Il Parco Urbano Miglio D’Oro, situato in Ercolano, il 18 maggio ha accolto il calore della cultura musicale Jazz napoletana con il DiVino Jazz Festival promosso dalla Regione Campania e da alcuni comuni della provincia di Napoli. James Senese è il protagonista della serata, che, dopo esser stata rimandata più di una volta a causa della pioggia, ha incantato più di 700 persone.
Lo spettacolo ha inizio con una folla già in visibilio che acclama l’entrata di una leggenda napoletana. Pochi minuti e cala il silenzio. Avvolto dalle luci e ombre, l’artista sistema con calma accanto a sé il suo sax.
Vengono suonate le prime note e basta poco per capire che la sinergia tra tutti e quattro i musicisti sul palco cresce piano con una connessione unica. Alessio Busanca alle tastiere, Rino Calabritto al basso e Fredy Malfi alla batteria accompagnano grintosamente Senese.
A partire dallo scheletro dell’album “Stiamo cercando il mondo” uscito il 12 maggio 2023, l’esibizione si struttura molto spesso attorno all’improvvisazione: i musicisti dialogano con gli occhi e con le espressioni del corpo. Da lì viene creata una magia palpabile che plasma un genere musicale che viaggia tra l’Occidente e l’Oriente.
Qui non si parla solo di Jazz, ma di fusioni plurali. Il cuore che James Senese però sceglie come fulcro della sua musica, pulsa attorno alle denunce sociali, il disprezzo verso la guerra, il razzismo e l’odio. Tramite borbottii, frasi ripetute, si coglie un’ironia affilata, che conserva un pizzico di amaro che fa sempre riflettere. Nei suoi pezzi, trasmette momenti della sua vita, riprendendo squarci del passato, ma anche del traballante presente e apre varchi verso il futuro.

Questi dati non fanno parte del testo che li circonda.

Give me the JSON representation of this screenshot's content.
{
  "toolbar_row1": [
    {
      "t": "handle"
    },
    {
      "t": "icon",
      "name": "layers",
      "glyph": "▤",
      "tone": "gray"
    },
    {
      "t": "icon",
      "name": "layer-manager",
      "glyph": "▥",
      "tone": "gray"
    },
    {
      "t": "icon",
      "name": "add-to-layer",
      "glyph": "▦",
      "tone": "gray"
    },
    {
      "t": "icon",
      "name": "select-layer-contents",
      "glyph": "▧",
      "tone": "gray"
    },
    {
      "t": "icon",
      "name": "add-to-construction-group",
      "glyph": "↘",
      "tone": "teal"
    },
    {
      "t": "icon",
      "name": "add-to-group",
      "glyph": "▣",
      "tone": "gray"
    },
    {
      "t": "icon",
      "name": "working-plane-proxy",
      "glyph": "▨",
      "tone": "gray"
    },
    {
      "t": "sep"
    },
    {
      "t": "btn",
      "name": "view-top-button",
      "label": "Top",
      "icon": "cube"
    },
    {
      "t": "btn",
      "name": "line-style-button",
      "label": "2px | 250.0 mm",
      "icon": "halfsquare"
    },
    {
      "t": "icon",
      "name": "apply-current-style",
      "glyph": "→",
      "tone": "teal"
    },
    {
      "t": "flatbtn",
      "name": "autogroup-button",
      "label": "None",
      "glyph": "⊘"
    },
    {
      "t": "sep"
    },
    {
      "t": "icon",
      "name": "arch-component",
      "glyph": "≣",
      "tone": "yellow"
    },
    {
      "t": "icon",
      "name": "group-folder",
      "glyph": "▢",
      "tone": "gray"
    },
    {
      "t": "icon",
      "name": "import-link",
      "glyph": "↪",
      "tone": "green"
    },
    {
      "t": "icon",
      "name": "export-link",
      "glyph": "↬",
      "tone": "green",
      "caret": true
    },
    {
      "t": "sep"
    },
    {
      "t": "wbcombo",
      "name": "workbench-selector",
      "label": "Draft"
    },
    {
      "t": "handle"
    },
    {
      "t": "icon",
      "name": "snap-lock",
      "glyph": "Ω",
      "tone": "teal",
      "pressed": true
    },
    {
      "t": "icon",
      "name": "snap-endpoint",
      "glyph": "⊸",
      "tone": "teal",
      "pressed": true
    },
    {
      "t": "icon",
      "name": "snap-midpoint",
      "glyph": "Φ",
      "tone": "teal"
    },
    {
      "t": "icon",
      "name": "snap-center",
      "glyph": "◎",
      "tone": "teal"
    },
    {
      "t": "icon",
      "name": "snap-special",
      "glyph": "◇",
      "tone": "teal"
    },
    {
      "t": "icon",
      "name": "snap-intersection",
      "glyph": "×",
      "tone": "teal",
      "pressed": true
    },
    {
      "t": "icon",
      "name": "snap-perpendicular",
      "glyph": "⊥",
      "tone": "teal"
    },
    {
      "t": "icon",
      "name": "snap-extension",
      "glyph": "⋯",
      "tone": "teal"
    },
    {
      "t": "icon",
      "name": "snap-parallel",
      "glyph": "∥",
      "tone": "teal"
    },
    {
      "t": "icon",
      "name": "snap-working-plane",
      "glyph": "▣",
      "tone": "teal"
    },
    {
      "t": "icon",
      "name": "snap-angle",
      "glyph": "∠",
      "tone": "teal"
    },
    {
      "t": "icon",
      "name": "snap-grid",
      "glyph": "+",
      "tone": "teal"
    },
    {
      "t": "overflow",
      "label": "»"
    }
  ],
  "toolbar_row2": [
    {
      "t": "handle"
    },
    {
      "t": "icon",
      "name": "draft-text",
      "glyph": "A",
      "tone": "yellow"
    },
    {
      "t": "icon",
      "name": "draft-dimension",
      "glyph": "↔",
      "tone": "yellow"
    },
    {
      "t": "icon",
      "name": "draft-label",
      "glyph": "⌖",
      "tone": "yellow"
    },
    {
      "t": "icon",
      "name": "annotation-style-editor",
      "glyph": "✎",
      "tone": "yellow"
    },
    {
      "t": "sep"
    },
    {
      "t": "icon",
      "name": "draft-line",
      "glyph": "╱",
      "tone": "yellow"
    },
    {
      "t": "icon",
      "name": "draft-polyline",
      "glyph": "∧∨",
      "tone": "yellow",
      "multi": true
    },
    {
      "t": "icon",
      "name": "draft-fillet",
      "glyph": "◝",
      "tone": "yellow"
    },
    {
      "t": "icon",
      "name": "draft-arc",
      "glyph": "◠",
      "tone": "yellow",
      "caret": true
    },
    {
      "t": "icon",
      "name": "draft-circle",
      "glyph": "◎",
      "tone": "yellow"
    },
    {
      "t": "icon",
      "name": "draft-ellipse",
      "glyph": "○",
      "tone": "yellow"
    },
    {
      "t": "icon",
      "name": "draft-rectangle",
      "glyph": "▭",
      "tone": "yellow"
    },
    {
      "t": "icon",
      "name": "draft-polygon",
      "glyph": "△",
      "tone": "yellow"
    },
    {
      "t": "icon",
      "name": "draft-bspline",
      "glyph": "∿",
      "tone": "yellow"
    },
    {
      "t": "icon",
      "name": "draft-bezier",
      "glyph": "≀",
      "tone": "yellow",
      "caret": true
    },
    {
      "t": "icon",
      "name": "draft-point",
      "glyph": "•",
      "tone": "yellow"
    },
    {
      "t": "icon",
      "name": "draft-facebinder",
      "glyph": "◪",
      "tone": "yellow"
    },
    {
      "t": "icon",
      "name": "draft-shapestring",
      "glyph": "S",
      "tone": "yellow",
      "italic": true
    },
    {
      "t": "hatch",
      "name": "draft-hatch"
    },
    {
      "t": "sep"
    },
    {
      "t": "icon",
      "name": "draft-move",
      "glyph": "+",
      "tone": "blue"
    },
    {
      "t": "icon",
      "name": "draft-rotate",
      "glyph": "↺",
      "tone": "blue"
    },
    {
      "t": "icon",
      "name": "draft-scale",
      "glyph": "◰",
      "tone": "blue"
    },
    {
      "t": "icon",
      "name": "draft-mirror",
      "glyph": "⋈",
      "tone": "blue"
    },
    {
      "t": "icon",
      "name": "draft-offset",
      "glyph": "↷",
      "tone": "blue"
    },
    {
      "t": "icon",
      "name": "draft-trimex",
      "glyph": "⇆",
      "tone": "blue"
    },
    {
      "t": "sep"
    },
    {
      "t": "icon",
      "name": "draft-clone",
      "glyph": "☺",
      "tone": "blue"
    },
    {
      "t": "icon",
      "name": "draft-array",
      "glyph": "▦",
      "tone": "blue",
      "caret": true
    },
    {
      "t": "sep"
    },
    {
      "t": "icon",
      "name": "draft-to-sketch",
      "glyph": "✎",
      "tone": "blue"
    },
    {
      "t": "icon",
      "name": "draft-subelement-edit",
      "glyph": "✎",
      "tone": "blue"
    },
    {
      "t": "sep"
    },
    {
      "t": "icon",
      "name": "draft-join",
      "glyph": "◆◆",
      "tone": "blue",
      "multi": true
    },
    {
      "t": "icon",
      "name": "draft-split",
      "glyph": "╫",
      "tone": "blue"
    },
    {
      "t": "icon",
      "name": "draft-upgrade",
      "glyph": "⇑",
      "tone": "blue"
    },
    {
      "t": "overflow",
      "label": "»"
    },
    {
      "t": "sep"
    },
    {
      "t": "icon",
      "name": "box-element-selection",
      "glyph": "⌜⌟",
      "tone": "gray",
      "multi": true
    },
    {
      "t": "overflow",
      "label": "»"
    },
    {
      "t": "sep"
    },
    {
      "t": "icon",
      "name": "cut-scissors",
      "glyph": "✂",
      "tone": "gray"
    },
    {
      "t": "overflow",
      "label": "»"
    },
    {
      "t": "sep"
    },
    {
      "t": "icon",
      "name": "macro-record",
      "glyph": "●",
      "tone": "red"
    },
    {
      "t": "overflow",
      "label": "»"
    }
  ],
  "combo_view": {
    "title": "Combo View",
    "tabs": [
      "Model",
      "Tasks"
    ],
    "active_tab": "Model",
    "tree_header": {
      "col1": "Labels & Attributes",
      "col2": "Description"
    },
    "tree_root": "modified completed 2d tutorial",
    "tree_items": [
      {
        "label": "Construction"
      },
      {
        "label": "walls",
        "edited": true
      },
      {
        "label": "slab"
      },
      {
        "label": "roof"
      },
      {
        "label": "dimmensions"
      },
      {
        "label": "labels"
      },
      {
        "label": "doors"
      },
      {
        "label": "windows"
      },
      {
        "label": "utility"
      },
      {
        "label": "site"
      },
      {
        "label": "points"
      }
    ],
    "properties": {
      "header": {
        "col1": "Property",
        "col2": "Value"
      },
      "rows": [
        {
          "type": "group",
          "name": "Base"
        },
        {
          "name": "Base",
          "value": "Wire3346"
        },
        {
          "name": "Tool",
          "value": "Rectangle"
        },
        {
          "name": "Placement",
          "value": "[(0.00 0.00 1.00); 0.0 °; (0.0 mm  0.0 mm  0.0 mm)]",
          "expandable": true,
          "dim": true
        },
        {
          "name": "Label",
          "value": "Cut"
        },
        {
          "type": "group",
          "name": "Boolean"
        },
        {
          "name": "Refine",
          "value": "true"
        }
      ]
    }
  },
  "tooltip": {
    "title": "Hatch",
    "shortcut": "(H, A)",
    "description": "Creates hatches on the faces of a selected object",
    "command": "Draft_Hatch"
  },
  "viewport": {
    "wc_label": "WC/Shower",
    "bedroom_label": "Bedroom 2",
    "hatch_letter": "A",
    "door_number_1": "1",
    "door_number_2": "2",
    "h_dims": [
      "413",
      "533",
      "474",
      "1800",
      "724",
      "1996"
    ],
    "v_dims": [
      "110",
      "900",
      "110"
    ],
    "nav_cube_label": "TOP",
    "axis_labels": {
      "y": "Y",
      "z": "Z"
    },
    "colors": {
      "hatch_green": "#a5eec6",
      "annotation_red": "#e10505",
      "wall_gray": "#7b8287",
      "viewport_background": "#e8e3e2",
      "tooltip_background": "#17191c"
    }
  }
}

È un tipo di poesia che diventa immortale: ciò che canta pone le radici in una realtà senza tempo, ma che è vera, sincera. L’artista su questa scia di ricordi, riporta in vita l’amico Pino Daniele con la canzone “Chi tene o’mare”, pubblicata nel 1979 ma che diventa un omaggio puro e delicato verso una figura che per Senese fu molto vicina e che arricchì oltre che il suo percorso da artista, la sua anima.
I ritmi sono incalzanti e girano attorno a dei bruschi, improvvisi e soprattutto frequenti cambi di tempo ritmico. Non c’è una sbavatura, non uno scivolone. Nelle mani di tutti e quattro i musicisti, il tempo ritmico sembra essere dominato magnificamente.
Il pubblico, formato da persone la cui vita è stata segnata anche dalla sua musica e da molti giovani, sono assorte all’ascolto. Quello che emerge da un’esibizione del genere, è un uomo che durante i sessant’anni di carriera è rimasto coerente ai suoi principi e che ha ancora sete di conoscere il mondo e combattere per esso.